Una réplica de la vida,
si la vida estuviera hecha solo de palabras.
Ricardo Piglia, La ciudad ausente.
I
De la vida recordamos momentos. Apenas eso. Momentos. Lo recordé así, al paso, sin buscarlo y recordando mal, incompleta, parcial, inexacta acaso, la cita que meses atrás había releído en El oficio de vivir, la obra nodal de Cesare Pavese, intelectual notable y poeta infelizmente melancólico que pensando en Constance Dowling se suicidó con una sobredosis de somníferos: Vendrá la muerte y tendrá tus ojos/esta muerte que nos acompaña/desde el alba a la noche, insomne,/sorda, como un viejo remordimiento/o un absurdo defecto. Recordé entonces que recordaba el poema pero la cita que creía recordar se me escapaba, o la sentía incompleta, o la recordaba mal, o era inexacta.
Ese día comía solo.

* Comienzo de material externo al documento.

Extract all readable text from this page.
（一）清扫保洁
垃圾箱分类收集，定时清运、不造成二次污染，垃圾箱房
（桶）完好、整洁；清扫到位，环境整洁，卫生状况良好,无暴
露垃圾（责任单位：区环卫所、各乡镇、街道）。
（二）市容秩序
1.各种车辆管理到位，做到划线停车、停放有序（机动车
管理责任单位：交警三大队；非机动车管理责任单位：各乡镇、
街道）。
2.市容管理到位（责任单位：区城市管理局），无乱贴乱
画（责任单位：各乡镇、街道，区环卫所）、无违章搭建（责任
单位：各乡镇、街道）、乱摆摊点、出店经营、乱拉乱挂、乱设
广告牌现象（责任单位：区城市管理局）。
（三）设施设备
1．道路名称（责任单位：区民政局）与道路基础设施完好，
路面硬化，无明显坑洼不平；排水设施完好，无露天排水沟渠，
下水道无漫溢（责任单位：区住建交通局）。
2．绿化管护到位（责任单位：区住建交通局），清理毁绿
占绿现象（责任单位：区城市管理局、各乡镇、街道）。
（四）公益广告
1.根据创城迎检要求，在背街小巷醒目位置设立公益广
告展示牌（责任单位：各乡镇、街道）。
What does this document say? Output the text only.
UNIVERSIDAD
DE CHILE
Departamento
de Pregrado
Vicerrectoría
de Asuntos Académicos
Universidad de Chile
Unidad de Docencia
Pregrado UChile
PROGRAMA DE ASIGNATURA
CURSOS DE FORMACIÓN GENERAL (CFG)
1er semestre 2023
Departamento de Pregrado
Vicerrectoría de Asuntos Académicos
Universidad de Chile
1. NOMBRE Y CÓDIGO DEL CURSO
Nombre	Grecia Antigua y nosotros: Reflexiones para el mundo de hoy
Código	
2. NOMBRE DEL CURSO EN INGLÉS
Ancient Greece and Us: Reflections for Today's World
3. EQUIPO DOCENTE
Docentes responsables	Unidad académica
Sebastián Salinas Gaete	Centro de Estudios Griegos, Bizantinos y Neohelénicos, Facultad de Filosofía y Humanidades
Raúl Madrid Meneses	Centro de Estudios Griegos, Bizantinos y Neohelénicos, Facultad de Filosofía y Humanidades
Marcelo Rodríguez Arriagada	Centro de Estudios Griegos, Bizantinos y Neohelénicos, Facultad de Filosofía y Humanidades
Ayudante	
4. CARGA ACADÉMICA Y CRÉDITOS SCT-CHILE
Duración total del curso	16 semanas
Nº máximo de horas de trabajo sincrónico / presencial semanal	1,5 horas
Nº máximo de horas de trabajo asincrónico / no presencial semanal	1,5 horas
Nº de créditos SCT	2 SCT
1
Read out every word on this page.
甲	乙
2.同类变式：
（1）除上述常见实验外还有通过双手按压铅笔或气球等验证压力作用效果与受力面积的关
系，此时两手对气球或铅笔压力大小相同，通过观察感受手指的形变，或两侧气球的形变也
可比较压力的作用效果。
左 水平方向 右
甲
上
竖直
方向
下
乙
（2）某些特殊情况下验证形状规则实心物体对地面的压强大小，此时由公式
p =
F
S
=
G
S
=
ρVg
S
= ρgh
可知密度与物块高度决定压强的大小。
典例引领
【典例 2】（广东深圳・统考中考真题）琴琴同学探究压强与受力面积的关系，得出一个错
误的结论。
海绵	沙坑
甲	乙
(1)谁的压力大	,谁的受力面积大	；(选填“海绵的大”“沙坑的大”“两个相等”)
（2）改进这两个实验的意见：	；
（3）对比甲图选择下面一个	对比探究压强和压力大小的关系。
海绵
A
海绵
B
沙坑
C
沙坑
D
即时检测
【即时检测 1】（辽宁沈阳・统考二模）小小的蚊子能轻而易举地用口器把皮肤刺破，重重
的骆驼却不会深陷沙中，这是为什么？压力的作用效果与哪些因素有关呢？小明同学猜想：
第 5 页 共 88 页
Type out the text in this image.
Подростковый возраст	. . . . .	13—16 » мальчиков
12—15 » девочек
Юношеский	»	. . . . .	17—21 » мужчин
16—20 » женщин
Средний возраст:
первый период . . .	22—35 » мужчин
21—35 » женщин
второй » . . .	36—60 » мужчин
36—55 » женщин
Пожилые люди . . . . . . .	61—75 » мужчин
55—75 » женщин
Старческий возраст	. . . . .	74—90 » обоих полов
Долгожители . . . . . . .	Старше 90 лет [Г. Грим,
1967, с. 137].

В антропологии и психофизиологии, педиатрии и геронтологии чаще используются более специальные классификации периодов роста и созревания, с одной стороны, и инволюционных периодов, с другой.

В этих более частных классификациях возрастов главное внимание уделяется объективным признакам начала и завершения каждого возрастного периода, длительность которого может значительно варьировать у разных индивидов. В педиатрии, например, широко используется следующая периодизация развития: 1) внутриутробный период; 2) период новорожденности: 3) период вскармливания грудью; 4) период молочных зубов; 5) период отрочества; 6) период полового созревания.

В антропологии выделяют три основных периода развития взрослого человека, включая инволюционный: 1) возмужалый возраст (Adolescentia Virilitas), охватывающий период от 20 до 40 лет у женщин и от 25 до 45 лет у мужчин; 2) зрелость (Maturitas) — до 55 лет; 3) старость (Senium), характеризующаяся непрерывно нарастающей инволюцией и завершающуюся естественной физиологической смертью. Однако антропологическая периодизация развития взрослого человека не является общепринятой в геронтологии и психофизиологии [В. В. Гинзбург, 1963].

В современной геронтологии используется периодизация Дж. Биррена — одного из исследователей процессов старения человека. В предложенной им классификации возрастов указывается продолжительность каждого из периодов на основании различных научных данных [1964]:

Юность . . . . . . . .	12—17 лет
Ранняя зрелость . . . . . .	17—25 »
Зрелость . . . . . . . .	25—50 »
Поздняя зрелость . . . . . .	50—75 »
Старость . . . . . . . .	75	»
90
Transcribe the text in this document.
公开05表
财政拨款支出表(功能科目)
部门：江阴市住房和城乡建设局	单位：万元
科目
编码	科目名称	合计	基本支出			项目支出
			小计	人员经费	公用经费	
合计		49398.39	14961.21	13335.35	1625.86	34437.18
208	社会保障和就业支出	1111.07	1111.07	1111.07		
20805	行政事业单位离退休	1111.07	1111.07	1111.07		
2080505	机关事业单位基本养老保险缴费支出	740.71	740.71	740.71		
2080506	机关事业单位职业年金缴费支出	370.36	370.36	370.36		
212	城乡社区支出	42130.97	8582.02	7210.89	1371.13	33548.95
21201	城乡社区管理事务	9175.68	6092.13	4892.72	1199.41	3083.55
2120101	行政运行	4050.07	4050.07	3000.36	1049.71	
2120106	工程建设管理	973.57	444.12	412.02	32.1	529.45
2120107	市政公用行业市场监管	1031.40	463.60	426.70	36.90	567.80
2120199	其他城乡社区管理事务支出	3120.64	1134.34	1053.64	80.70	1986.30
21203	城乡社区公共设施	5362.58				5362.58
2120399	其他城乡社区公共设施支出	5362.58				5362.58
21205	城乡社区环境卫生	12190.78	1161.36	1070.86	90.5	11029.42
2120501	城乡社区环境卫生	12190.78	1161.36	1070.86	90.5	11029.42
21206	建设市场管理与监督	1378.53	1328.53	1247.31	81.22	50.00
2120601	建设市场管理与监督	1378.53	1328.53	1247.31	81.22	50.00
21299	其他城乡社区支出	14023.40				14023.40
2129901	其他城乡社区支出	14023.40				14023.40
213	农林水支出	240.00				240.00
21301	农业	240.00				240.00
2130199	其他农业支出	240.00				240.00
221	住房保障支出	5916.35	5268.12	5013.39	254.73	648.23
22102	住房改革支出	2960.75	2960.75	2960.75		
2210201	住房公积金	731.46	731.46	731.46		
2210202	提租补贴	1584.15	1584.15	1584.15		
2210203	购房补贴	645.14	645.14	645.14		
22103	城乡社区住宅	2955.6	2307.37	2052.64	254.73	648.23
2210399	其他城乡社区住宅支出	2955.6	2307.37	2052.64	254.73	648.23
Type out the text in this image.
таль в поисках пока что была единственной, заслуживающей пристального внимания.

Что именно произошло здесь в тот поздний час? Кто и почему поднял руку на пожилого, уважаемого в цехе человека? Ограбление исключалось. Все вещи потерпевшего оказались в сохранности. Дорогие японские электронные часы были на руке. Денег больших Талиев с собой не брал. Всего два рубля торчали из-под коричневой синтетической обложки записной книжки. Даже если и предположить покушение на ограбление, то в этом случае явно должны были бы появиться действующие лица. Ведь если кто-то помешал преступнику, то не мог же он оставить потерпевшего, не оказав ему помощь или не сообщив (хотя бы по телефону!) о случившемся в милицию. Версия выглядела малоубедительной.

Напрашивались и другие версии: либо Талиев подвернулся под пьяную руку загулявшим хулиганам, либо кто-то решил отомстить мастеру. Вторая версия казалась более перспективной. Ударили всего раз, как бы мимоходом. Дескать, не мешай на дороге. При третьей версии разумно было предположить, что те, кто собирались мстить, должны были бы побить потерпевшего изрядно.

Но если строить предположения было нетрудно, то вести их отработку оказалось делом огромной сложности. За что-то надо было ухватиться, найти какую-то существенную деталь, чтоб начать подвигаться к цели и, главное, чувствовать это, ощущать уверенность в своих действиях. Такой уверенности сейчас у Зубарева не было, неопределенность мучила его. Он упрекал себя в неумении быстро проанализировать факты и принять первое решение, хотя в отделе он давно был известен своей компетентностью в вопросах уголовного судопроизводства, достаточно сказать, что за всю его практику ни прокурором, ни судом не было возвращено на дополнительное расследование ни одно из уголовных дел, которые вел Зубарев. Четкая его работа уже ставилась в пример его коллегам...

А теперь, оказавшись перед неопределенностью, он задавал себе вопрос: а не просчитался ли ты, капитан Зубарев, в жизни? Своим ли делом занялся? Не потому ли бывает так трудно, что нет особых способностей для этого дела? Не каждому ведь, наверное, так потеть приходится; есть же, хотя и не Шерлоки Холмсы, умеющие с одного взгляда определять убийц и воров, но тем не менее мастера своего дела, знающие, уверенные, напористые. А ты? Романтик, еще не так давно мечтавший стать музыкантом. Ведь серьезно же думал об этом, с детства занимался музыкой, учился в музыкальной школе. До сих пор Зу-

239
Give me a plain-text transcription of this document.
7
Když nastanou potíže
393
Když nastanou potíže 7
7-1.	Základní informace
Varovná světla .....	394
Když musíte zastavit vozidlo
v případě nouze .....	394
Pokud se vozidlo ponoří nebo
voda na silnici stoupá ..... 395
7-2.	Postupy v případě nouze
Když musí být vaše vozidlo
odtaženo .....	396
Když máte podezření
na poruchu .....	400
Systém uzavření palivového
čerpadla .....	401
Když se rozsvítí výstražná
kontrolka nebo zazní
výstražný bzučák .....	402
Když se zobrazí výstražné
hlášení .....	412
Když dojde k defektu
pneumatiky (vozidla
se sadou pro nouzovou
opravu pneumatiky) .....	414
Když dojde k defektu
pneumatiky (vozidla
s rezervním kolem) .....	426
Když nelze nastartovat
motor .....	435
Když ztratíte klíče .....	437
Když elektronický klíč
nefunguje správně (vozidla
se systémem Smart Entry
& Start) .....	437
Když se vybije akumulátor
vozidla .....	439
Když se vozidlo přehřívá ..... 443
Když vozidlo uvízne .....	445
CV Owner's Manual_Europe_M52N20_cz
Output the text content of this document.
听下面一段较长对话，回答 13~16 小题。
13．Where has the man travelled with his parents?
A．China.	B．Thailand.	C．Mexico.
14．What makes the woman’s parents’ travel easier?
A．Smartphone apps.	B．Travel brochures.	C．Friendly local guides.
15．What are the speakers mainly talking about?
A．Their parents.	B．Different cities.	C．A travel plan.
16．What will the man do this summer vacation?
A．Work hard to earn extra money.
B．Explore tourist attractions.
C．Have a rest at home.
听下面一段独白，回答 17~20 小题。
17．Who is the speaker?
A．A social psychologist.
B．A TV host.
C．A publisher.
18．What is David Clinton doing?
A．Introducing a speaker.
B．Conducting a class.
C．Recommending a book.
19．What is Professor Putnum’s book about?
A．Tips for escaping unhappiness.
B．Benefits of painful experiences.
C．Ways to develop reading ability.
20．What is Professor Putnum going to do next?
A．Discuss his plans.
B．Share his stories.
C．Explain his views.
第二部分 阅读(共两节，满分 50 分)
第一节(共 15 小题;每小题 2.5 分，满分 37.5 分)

Lo había hecho así, solo, los últimos diez o doce años en el mismo comedor del mismo bar en el décimo piso de la misma torre a la que se accedía desde el vestíbulo de la plaza comercial en el elevador panorámico que al ascender empequeñecía a los habitantes temporales de la plaza, versión moderna del Ágora que devenía impersonal en su mundo de corredores y escaparates como una suerte de fuego nuevo, pebetero convocante de una tribu siempre igual a sí misma en sus hábitos, sus vicios, sus tragedias, sus pretensiones consumistas, sus patéticas vidas.
El elevador me dejó a pocos pasos de las puertas giratorias que conducían al Miralto y su restaurante, su bar, su casino. Busqué, como siempre, una mesa ubicada a la izquierda de la entrada principal, pegada al ventanal; una mesa alejada de la puerta que llevaba al bar o al casino contiguo. Me senté en la silla de respaldo tejido y descansabrazos de madera siempre relucientes como si por las noches un ebanista invisible invirtiera todo el tiempo de la noche para abrillantar cada descansabrazos.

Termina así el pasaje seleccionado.